If $E$ is a measurable set, how to prove that there are Borel sets $A$ and $B$ such that $A\subset E$, $E\subset B$ and $m(A)=m(E)=m(B)$?

Question

If $E$ is a measurable set, then how to prove that there are Borel sets $A$ and $B$ such that $A$ is a subset of $E$, $E$ is a subset of $B$ and $m(A)=m(E)=m(B)$?

Answer 1

I assume by $m$ you mean Lebesgue measure on $\mathbb R^n$. Use that this measure is regular. This gives us that, if $m(E)<\infty$, then for any $n$ there are a compact set $K_n$ and and open set $U_n$ with $K_n\subset E\subset U_n$, and $m(E)-1/n<m(K_n)$ and $m(U_n)<m(E)+1/n$.

This implies that $A=\bigcup_n K_n$ and $B=\bigcap U_n$ have the same measure as $E$, and they are clearly a Borel subset and a Borel superset of $E$, respectively.

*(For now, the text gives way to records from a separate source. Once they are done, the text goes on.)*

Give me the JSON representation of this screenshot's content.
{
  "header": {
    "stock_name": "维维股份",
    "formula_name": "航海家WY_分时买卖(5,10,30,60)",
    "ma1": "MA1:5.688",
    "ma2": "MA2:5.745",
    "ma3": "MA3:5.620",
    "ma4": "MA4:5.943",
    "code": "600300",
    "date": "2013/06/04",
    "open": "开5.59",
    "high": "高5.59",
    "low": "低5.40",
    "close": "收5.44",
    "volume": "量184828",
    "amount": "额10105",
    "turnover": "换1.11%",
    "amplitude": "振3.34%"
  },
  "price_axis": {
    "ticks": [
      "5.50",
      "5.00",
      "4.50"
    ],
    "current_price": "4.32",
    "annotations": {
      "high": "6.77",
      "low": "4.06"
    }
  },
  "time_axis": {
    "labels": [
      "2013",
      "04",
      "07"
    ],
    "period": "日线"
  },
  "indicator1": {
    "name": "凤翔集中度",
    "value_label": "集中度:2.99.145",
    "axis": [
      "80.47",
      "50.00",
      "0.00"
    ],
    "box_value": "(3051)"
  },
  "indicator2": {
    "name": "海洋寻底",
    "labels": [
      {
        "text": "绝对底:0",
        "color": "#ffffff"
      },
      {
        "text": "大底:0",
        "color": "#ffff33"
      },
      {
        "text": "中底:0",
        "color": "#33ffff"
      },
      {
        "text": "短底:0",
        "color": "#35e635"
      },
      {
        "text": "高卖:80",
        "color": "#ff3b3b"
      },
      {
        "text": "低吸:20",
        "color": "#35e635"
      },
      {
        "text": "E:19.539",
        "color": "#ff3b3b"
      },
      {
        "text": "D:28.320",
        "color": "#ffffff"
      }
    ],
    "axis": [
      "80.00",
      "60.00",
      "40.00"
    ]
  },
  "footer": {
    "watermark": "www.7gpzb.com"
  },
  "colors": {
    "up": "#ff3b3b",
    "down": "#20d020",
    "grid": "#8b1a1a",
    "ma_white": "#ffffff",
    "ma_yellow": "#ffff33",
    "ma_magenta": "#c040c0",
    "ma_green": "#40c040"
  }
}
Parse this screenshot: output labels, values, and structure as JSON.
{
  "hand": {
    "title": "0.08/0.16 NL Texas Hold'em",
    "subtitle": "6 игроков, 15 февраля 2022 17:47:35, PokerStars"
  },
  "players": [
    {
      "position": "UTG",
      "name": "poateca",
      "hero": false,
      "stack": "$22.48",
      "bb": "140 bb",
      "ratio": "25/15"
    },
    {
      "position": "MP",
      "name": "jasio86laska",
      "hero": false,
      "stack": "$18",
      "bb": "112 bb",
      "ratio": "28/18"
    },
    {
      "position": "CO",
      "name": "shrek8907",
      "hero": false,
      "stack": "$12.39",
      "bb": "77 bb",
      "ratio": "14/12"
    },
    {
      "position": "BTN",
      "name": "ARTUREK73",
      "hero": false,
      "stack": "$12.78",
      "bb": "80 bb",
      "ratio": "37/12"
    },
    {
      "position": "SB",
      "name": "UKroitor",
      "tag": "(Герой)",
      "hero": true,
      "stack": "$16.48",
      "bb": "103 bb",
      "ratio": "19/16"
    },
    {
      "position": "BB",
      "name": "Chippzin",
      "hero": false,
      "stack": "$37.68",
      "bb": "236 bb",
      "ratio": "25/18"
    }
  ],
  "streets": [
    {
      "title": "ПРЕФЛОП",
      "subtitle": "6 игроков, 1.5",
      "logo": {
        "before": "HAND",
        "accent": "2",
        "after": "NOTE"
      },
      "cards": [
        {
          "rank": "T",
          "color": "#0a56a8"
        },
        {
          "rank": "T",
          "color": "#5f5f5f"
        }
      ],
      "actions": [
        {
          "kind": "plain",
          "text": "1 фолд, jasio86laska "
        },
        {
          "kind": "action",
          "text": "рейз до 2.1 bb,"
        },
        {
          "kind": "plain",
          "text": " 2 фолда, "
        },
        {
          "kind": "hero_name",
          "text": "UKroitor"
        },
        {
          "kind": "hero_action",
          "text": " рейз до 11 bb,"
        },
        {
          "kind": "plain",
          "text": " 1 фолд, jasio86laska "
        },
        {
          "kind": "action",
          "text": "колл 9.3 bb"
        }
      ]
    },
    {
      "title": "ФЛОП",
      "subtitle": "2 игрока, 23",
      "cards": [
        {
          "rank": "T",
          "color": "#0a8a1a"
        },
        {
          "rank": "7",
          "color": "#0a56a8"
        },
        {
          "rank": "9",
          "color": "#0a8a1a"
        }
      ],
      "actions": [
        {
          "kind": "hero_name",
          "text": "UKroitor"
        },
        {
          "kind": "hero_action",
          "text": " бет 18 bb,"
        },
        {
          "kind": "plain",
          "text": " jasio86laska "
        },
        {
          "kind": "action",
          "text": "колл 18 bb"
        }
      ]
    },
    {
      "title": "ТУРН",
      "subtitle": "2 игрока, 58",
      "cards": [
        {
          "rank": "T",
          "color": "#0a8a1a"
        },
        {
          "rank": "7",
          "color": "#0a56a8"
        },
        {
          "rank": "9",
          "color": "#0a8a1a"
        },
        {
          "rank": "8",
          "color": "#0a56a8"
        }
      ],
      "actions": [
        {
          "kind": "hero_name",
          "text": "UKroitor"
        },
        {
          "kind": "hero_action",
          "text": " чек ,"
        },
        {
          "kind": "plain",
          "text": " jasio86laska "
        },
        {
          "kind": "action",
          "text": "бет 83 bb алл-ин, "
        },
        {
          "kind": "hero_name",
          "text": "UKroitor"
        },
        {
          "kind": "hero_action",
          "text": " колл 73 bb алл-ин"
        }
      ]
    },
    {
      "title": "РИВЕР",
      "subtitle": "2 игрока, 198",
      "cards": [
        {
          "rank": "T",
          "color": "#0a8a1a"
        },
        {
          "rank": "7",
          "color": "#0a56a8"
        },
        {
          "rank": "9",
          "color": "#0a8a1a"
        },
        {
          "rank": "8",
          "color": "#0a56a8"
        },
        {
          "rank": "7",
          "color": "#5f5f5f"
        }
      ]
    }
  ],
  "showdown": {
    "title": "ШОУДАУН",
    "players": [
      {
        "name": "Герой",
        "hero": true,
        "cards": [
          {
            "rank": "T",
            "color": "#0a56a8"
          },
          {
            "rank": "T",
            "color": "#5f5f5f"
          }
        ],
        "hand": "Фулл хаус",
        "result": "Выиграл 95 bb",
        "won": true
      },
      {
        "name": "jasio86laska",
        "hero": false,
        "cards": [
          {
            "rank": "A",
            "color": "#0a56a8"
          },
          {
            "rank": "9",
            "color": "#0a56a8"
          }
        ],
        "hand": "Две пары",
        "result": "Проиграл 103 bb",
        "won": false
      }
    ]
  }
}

If $E$ has infinite measure, it is even easier: Take as $B$ the set $\mathbb R^n$. As before, regularity gives us for each $n$ a compact set $K_n$ with $K_n\subset E$ and $m(K_n)\ge n$. Then we can again take as $A$ the set $\bigcup_n K_n$.

Answer 2

Let $E$ be a Lebesgue-measurable set. By definition of the Lebesgue-measure, for each $m\in \Bbb N$ there is a sequence of intervals $(I_{m,n})_n$ such that $E\subseteq \bigcup_{i=1}^{\infty}I_{m,n}=:B_m$ and $m(B_m)\le m(E)+\frac 1m$. Let $B:=\bigcap_{m=1}^{\infty}B_m$, then $B$ is borel, $E\subseteq B$ and by consruction $m(B)=m(E)$.
Now do the same construction with $\Bbb R\setminus E$ instead of $E$ to find a borel set $A^*$ with $\Bbb R\setminus E\subseteq A^*$ and $m(A^*)=m(\Bbb R\setminus E)$ and let $A:=\Bbb R\setminus A^*$. It follows from the measurability of $E$ that $m(A)=m(E)$.